La hausse du chômage et les coupes budgétaires dans le secteur de la santé, consécutives à la crise financière de 2008, auraient contribué à une surmortalité par cancer de plus d'un demi-million de personnes dans le monde, selon une étude parue jeudi dans la revue The Lancet. Pour leurs travaux, les chercheurs américains et britanniques ont utilisé des données de la Banque mondiale et de l'Organisation mondiale de la Santé (OMS).

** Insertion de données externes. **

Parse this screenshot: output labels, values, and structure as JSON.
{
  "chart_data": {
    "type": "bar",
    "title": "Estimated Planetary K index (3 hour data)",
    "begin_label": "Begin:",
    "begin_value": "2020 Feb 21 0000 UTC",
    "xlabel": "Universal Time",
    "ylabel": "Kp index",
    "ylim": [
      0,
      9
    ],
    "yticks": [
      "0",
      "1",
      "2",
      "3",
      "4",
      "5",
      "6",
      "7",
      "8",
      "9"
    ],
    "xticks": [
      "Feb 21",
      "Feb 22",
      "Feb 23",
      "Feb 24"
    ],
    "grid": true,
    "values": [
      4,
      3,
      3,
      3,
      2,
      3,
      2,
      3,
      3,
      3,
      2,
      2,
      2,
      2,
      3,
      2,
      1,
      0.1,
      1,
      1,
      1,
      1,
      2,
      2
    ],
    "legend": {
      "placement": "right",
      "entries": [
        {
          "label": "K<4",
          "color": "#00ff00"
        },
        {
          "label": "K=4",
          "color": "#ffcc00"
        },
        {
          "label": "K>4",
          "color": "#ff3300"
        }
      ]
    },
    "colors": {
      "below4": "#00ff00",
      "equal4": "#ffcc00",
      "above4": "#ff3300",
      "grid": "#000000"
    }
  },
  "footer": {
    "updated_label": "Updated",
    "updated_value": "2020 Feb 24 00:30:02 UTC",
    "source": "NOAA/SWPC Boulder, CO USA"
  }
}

160.000 décès en Europe. "On associe la récente crise économique à 260.000 morts supplémentaires par cancers dans les pays de l'OCDE (Organisation de coopération et de développement économique, ndlr) entre 2008 et 2010, dont 160.000 au sein de l'Union européenne", selon les conclusions de cette étude. "À l'échelle planétaire, ce sont bien plus de 500.000 morts supplémentaires par cancer pendant cette période", a indiqué le docteur Mahiben Maruthappu de l'Imperial College à Londres, qui a dirigé les recherches.
"Nous avons découvert que la hausse du chômage était associée à une augmentation de la mortalité par cancer mais que la couverture de santé générale protégeait la population contre ces effets. En particulier dans le cas de cancers pour lesquels il existe un traitement, comme le cancer du sein, de la prostate et le cancer colorectal", a-t-il ajouté. À l'inverse, des économies dans les soins de santé peuvent coûter des vies, dit-il.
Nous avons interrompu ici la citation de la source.